Lake Menomin vs Nugget Lake
Water quality, depth, fish species, and recreation comparison.
Nugget Lake has a higher water quality grade (B, Good) than Lake Menomin (D, Poor). Both are in Wisconsin.
Lake Menomin and Nugget Lake are both in Wisconsin — a same-state head-to-head where the comparison comes down to lake-specific differences in depth, watershed, and monitoring history rather than the broader state-level water-quality regime. Nugget Lake (B) is materially cleaner than Lake Menomin (D). A gap that wide is unlikely to close in a single year of remediation work; it reflects multi-decade differences in the lakes themselves.

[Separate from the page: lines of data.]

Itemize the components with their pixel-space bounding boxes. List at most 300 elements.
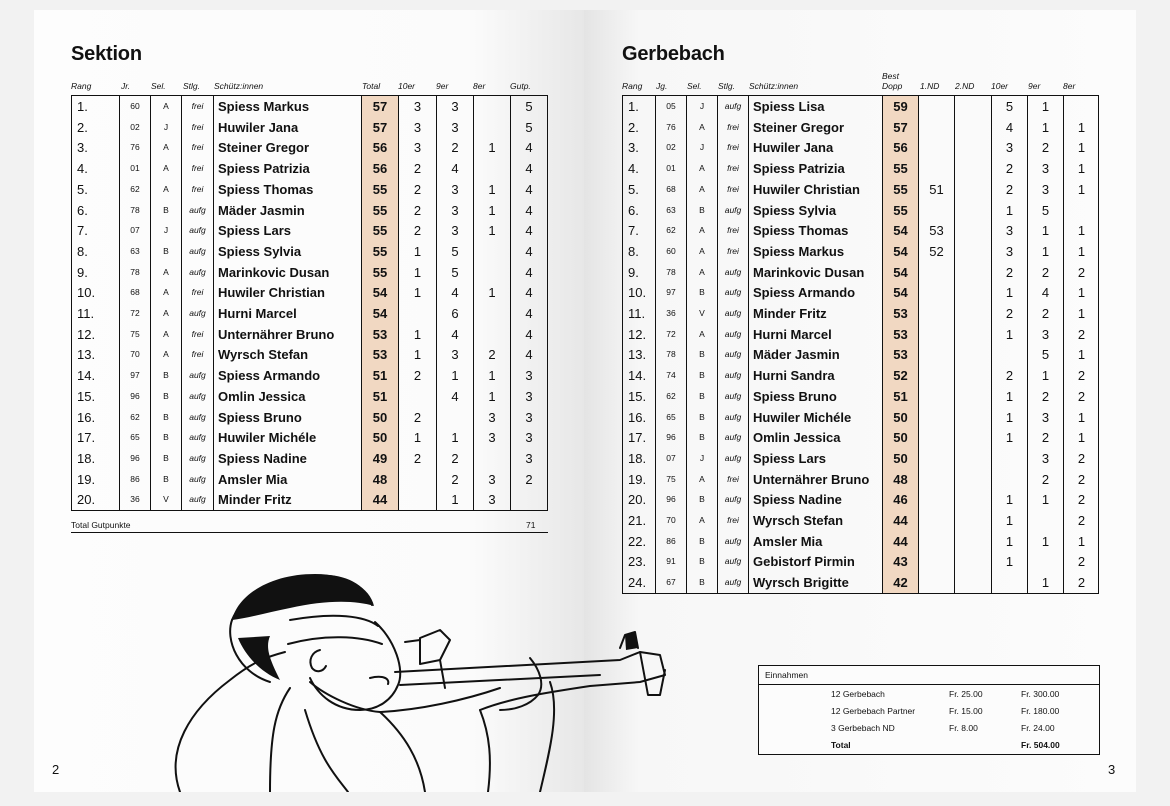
jahrgang-cell: 68 — [666, 183, 676, 194]
zehner-cell: 1 — [1005, 202, 1014, 218]
stlg-cell: frei — [191, 183, 204, 194]
rang-cell: 6. — [628, 202, 639, 218]
stlg-cell: aufg — [724, 328, 742, 339]
name-cell: Spiess Sylvia — [753, 202, 837, 218]
zehner-cell: 2 — [1005, 181, 1014, 197]
jahrgang-cell: 01 — [130, 163, 140, 174]
best-cell: 50 — [893, 430, 908, 446]
sel-cell: A — [699, 183, 705, 194]
achter-cell — [474, 96, 510, 117]
achter-cell: 2 — [1077, 388, 1086, 404]
stlg-cell: aufg — [189, 266, 206, 277]
sel-cell: A — [163, 308, 169, 318]
jahrgang-cell: 68 — [130, 287, 140, 298]
table-row — [72, 365, 547, 386]
name-cell: Steiner Gregor — [218, 140, 310, 156]
nd1-cell — [919, 303, 954, 324]
jahrgang-cell: 76 — [130, 142, 140, 153]
total-gutpunkte-label: Total Gutpunkte — [71, 520, 131, 530]
table-row — [623, 427, 1098, 448]
gutp-cell: 4 — [525, 306, 533, 321]
zehner-cell: 2 — [1005, 264, 1014, 280]
stlg-cell: frei — [727, 142, 739, 153]
table-row — [623, 282, 1098, 303]
achter-cell — [474, 324, 510, 345]
stlg-cell: aufg — [724, 535, 742, 546]
right-page-title: Gerbebach — [622, 43, 725, 65]
best-cell: 55 — [893, 181, 908, 197]
einnahmen-amount: Fr. 180.00 — [1021, 706, 1060, 716]
stlg-cell: aufg — [724, 349, 742, 360]
best-cell: 53 — [893, 306, 908, 321]
table-row — [72, 220, 547, 241]
table-row — [623, 365, 1098, 386]
jahrgang-cell: 65 — [130, 432, 140, 443]
neuner-cell: 5 — [1041, 347, 1050, 363]
stlg-cell: frei — [191, 101, 204, 111]
name-cell: Spiess Bruno — [218, 409, 302, 425]
achter-cell: 1 — [1077, 347, 1086, 363]
zehner-cell: 2 — [413, 368, 422, 384]
total-cell: 55 — [372, 181, 388, 197]
jahrgang-cell: 72 — [666, 328, 676, 339]
name-cell: Spiess Patrizia — [218, 161, 310, 177]
nd1-cell — [919, 407, 954, 428]
gutp-cell: 4 — [525, 243, 533, 259]
jahrgang-cell: 07 — [666, 452, 676, 463]
header-9er-r: 9er — [1028, 81, 1041, 91]
name-cell: Unternährer Bruno — [218, 326, 335, 342]
nd1-cell — [919, 344, 954, 365]
zehner-cell: 1 — [413, 430, 422, 446]
header-2nd: 2.ND — [955, 81, 975, 91]
zehner-cell: 3 — [1005, 140, 1014, 156]
sel-cell: V — [163, 494, 169, 505]
name-cell: Gebistorf Pirmin — [753, 554, 855, 570]
table-row — [72, 448, 547, 469]
neuner-cell: 2 — [1041, 388, 1050, 404]
achter-cell — [474, 158, 510, 179]
name-cell: Mäder Jasmin — [218, 202, 305, 218]
rang-cell: 8. — [77, 243, 88, 259]
nd1-cell — [919, 510, 954, 531]
total-cell: 55 — [372, 264, 388, 280]
stlg-cell: frei — [727, 245, 739, 256]
einnahmen-total-value: Fr. 504.00 — [1021, 740, 1060, 750]
stlg-cell: frei — [191, 349, 204, 360]
best-cell: 54 — [893, 285, 908, 301]
table-row — [72, 117, 547, 138]
sel-cell: B — [699, 494, 705, 505]
sektion-table — [71, 95, 548, 511]
achter-cell: 3 — [488, 430, 496, 446]
best-cell: 48 — [893, 471, 908, 487]
name-cell: Spiess Patrizia — [753, 161, 845, 177]
rang-cell: 11. — [628, 306, 646, 321]
neuner-cell: 3 — [451, 347, 459, 363]
einnahmen-price: Fr. 8.00 — [949, 723, 978, 733]
achter-cell: 2 — [488, 347, 496, 363]
achter-cell: 2 — [1077, 575, 1086, 591]
nd2-cell — [955, 344, 991, 365]
zehner-cell: 4 — [1005, 119, 1014, 135]
stlg-cell: aufg — [724, 287, 742, 298]
name-cell: Omlin Jessica — [218, 388, 306, 404]
sel-cell: B — [699, 577, 705, 588]
stlg-cell: frei — [191, 287, 204, 298]
einnahmen-price: Fr. 25.00 — [949, 689, 983, 699]
stlg-cell: aufg — [724, 101, 742, 111]
header-schuetzinnen-r: Schütz:innen — [749, 81, 799, 91]
neuner-cell: 1 — [451, 492, 459, 508]
zehner-cell — [992, 448, 1027, 469]
achter-cell: 1 — [1077, 306, 1086, 321]
table-row — [623, 117, 1098, 138]
nd2-cell — [955, 469, 991, 490]
stlg-cell: frei — [191, 121, 204, 132]
header-8er-r: 8er — [1063, 81, 1076, 91]
rang-cell: 3. — [628, 140, 639, 156]
rang-cell: 13. — [628, 347, 647, 363]
table-row — [623, 386, 1098, 407]
achter-cell — [1064, 96, 1099, 117]
zehner-cell: 3 — [1005, 223, 1014, 239]
achter-cell: 3 — [488, 409, 496, 425]
neuner-cell: 2 — [451, 450, 459, 466]
nd2-cell — [955, 448, 991, 469]
total-cell: 53 — [372, 347, 388, 363]
achter-cell: 1 — [488, 223, 496, 239]
nd1-cell — [919, 489, 954, 510]
header-jg: Jg. — [656, 81, 668, 91]
gutp-cell: 5 — [525, 119, 533, 135]
stlg-cell: aufg — [724, 556, 742, 567]
rang-cell: 19. — [77, 471, 96, 487]
sel-cell: A — [163, 287, 169, 298]
nd1-cell — [919, 386, 954, 407]
stlg-cell: frei — [191, 163, 204, 174]
stlg-cell: aufg — [189, 245, 206, 256]
achter-cell: 2 — [1077, 492, 1086, 508]
best-cell: 43 — [893, 554, 908, 570]
jahrgang-cell: 36 — [666, 308, 676, 318]
sel-cell: B — [163, 411, 169, 422]
einnahmen-item: 12 Gerbebach Partner — [831, 706, 916, 716]
stlg-cell: aufg — [724, 411, 742, 422]
table-row — [623, 96, 1098, 117]
neuner-cell: 1 — [1041, 575, 1050, 591]
total-cell: 49 — [372, 450, 388, 466]
zehner-cell: 1 — [1005, 430, 1014, 446]
sel-cell: B — [699, 390, 705, 401]
sel-cell: B — [699, 349, 705, 360]
total-cell: 48 — [372, 471, 388, 487]
name-cell: Huwiler Michéle — [753, 409, 852, 425]
rang-cell: 19. — [628, 471, 647, 487]
table-row — [623, 551, 1098, 572]
einnahmen-amount: Fr. 300.00 — [1021, 689, 1060, 699]
neuner-cell: 1 — [451, 368, 459, 384]
zehner-cell — [992, 469, 1027, 490]
achter-cell — [474, 448, 510, 469]
total-cell: 51 — [372, 368, 388, 384]
neuner-cell: 3 — [451, 223, 459, 239]
neuner-cell: 2 — [451, 471, 459, 487]
name-cell: Huwiler Christian — [218, 285, 325, 301]
table-row — [72, 324, 547, 345]
rang-cell: 11. — [77, 306, 95, 321]
total-cell: 50 — [372, 430, 388, 446]
nd1-cell — [919, 137, 954, 158]
gutp-cell: 3 — [525, 368, 533, 384]
nd1-cell: 53 — [929, 223, 944, 239]
sel-cell: B — [699, 370, 705, 381]
stlg-cell: frei — [191, 328, 204, 339]
jahrgang-cell: 63 — [130, 245, 140, 256]
nd2-cell — [955, 262, 991, 283]
jahrgang-cell: 91 — [666, 556, 676, 567]
zehner-cell: 2 — [413, 223, 422, 239]
neuner-cell — [1028, 551, 1063, 572]
table-row — [623, 241, 1098, 262]
name-cell: Huwiler Jana — [753, 140, 834, 156]
name-cell: Spiess Markus — [753, 243, 845, 259]
header-stlg-r: Stlg. — [718, 81, 736, 91]
jahrgang-cell: 86 — [666, 535, 676, 546]
table-row — [623, 407, 1098, 428]
achter-cell: 3 — [488, 492, 496, 508]
table-row — [623, 303, 1098, 324]
name-cell: Spiess Bruno — [753, 388, 837, 404]
stlg-cell: aufg — [189, 411, 206, 422]
name-cell: Huwiler Christian — [753, 181, 860, 197]
sel-cell: B — [163, 245, 169, 256]
sel-cell: A — [163, 349, 169, 360]
best-cell: 54 — [893, 264, 908, 280]
total-rule — [71, 532, 548, 533]
rang-cell: 21. — [628, 513, 647, 528]
neuner-cell: 5 — [451, 243, 459, 259]
left-page-title: Sektion — [71, 43, 142, 65]
rang-cell: 20. — [77, 492, 96, 508]
achter-cell — [1064, 200, 1099, 221]
zehner-cell: 5 — [1005, 99, 1014, 114]
achter-cell: 1 — [488, 202, 496, 218]
table-row — [623, 262, 1098, 283]
stlg-cell: frei — [727, 225, 739, 236]
nd2-cell — [955, 489, 991, 510]
gutp-cell: 4 — [525, 140, 533, 156]
zehner-cell: 1 — [1005, 513, 1014, 528]
stlg-cell: frei — [727, 121, 739, 132]
nd2-cell — [955, 158, 991, 179]
sel-cell: A — [163, 101, 169, 111]
name-cell: Marinkovic Dusan — [753, 264, 865, 280]
table-row — [623, 200, 1098, 221]
name-cell: Spiess Lisa — [753, 99, 825, 114]
table-row — [623, 469, 1098, 490]
zehner-cell: 2 — [413, 450, 422, 466]
total-cell: 51 — [372, 388, 388, 404]
name-cell: Hurni Marcel — [218, 306, 297, 321]
zehner-cell: 3 — [1005, 243, 1014, 259]
stlg-cell: aufg — [189, 452, 206, 463]
achter-cell: 1 — [1077, 140, 1086, 156]
einnahmen-total-label: Total — [831, 740, 851, 750]
sel-cell: V — [699, 308, 705, 318]
header-1nd: 1.ND — [920, 81, 940, 91]
jahrgang-cell: 96 — [666, 494, 676, 505]
nd1-cell: 52 — [929, 243, 944, 259]
achter-cell: 1 — [1077, 223, 1086, 239]
neuner-cell: 3 — [451, 181, 459, 197]
sel-cell: J — [163, 225, 169, 236]
stlg-cell: aufg — [724, 266, 742, 277]
nd2-cell — [955, 117, 991, 138]
total-cell: 50 — [372, 409, 388, 425]
neuner-cell: 6 — [451, 306, 459, 321]
zehner-cell: 1 — [413, 285, 422, 301]
rang-cell: 22. — [628, 533, 647, 549]
table-row — [623, 179, 1098, 200]
jahrgang-cell: 78 — [666, 349, 676, 360]
rang-cell: 2. — [628, 119, 639, 135]
jahrgang-cell: 74 — [666, 370, 676, 381]
achter-cell: 2 — [1077, 368, 1086, 384]
stlg-cell: aufg — [189, 390, 206, 401]
header-schuetzinnen: Schütz:innen — [214, 81, 264, 91]
zehner-cell: 2 — [413, 409, 422, 425]
zehner-cell: 1 — [1005, 492, 1014, 508]
achter-cell: 1 — [1077, 119, 1086, 135]
jahrgang-cell: 02 — [130, 121, 140, 132]
nd2-cell — [955, 572, 991, 593]
name-cell: Huwiler Jana — [218, 119, 299, 135]
total-cell: 56 — [372, 140, 388, 156]
jahrgang-cell: 67 — [666, 577, 676, 588]
rang-cell: 8. — [628, 243, 639, 259]
rang-cell: 15. — [628, 388, 647, 404]
jahrgang-cell: 78 — [130, 204, 140, 215]
best-cell: 52 — [893, 368, 908, 384]
name-cell: Hurni Marcel — [753, 326, 832, 342]
header-stlg: Stlg. — [183, 81, 201, 91]
header-10er-r: 10er — [991, 81, 1009, 91]
sel-cell: A — [699, 245, 705, 256]
neuner-cell: 4 — [451, 161, 459, 177]
einnahmen-item: 3 Gerbebach ND — [831, 723, 895, 733]
header-8er: 8er — [473, 81, 486, 91]
rang-cell: 9. — [77, 264, 88, 280]
gutp-cell: 3 — [525, 388, 533, 404]
header-gutp: Gutp. — [510, 81, 531, 91]
sel-cell: B — [699, 432, 705, 443]
rang-cell: 24. — [628, 575, 647, 591]
neuner-cell: 1 — [1041, 223, 1050, 239]
nd1-cell — [919, 262, 954, 283]
achter-cell: 2 — [1077, 326, 1086, 342]
jahrgang-cell: 60 — [130, 101, 140, 111]
table-row — [623, 324, 1098, 345]
table-row — [623, 489, 1098, 510]
stlg-cell: aufg — [724, 204, 742, 215]
neuner-cell: 1 — [1041, 119, 1050, 135]
nd1-cell — [919, 365, 954, 386]
name-cell: Spiess Nadine — [218, 450, 307, 466]
gutp-cell: 5 — [525, 99, 533, 114]
rang-cell: 14. — [628, 368, 647, 384]
left-page-number: 2 — [52, 762, 60, 777]
sel-cell: B — [163, 452, 169, 463]
sel-cell: A — [699, 121, 705, 132]
neuner-cell: 1 — [1041, 492, 1050, 508]
gutp-cell: 2 — [525, 471, 533, 487]
total-cell: 57 — [372, 99, 388, 114]
jahrgang-cell: 05 — [666, 101, 676, 111]
rifle-shooter-illustration — [120, 560, 690, 792]
jahrgang-cell: 78 — [130, 266, 140, 277]
achter-cell: 1 — [1077, 161, 1086, 177]
nd2-cell — [955, 386, 991, 407]
nd1-cell: 51 — [929, 181, 944, 197]
nd1-cell — [919, 531, 954, 552]
name-cell: Minder Fritz — [753, 306, 827, 321]
rang-cell: 5. — [77, 181, 88, 197]
achter-cell — [474, 303, 510, 324]
neuner-cell — [437, 407, 473, 428]
zehner-cell: 1 — [1005, 533, 1014, 549]
rang-cell: 1. — [628, 99, 639, 114]
rang-cell: 13. — [77, 347, 96, 363]
zehner-cell — [992, 572, 1027, 593]
rang-cell: 20. — [628, 492, 647, 508]
rang-cell: 2. — [77, 119, 88, 135]
neuner-cell: 1 — [451, 430, 459, 446]
neuner-cell: 2 — [1041, 471, 1050, 487]
sel-cell: A — [163, 142, 169, 153]
zehner-cell: 1 — [1005, 554, 1014, 570]
neuner-cell: 4 — [451, 285, 459, 301]
table-row — [72, 469, 547, 490]
stlg-cell: aufg — [189, 225, 206, 236]
total-cell: 55 — [372, 202, 388, 218]
nd1-cell — [919, 551, 954, 572]
zehner-cell — [992, 344, 1027, 365]
rang-cell: 16. — [628, 409, 647, 425]
gutp-cell: 4 — [525, 326, 533, 342]
achter-cell: 1 — [488, 388, 496, 404]
stlg-cell: aufg — [189, 473, 206, 484]
jahrgang-cell: 62 — [666, 225, 676, 236]
name-cell: Wyrsch Brigitte — [753, 575, 849, 591]
table-row — [72, 262, 547, 283]
jahrgang-cell: 97 — [130, 370, 140, 381]
neuner-cell: 3 — [451, 99, 459, 114]
stlg-cell: aufg — [189, 308, 206, 318]
zehner-cell — [399, 386, 436, 407]
stlg-cell: aufg — [724, 390, 742, 401]
sel-cell: A — [699, 163, 705, 174]
sel-cell: J — [699, 452, 705, 463]
rang-cell: 18. — [77, 450, 96, 466]
header-sel: Sel. — [151, 81, 166, 91]
name-cell: Spiess Thomas — [753, 223, 849, 239]
header-sel-r: Sel. — [687, 81, 702, 91]
name-cell: Wyrsch Stefan — [753, 513, 844, 528]
neuner-cell: 3 — [451, 202, 459, 218]
name-cell: Amsler Mia — [753, 533, 823, 549]
stlg-cell: aufg — [724, 308, 742, 318]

For a recreational visitor, the wider grade gap is decisive — Nugget Lake is the better water-quality choice. For a researcher, the gap is the interesting part: what is different about the two watersheds, and which of those differences is mutable?
Lake Menomin
Very murky, less than 3.2 ft of visibility.
Nugget Lake
Moderate clarity, visible to about 7.5 ft.
Side-by-Side Metrics
| Metric | Lake Menomin | Nugget Lake |
|---|---|---|
| Overall Grade | D (Poor) | B (Good) |
| Water Clarity | 3.2 ft | 7.5 ft |
| Phosphorus | 89.7 µg/L | 27.4 µg/L |
| Chlorophyll-a (Algae) | No data | No data |
| Maximum Depth | - | - |
| Surface Area | 1.4K acres | 116 acres |
| Public Access | Unknown | Unknown |
| Fish Species | 0 | 0 |
| Trophic State | eutrophic | mesotrophic |
Bold value = better for that metric (lower phosphorus / chlorophyll = cleaner; higher Secchi / depth / species count = better).
Verdict
Nugget Lake wins on overall water quality with a Grade B versus Lake Menomin's Grade D. Water clarity: 7.5 ft vs 3.2 ft. For fishing diversity, Nugget Lake also leads with 0 species.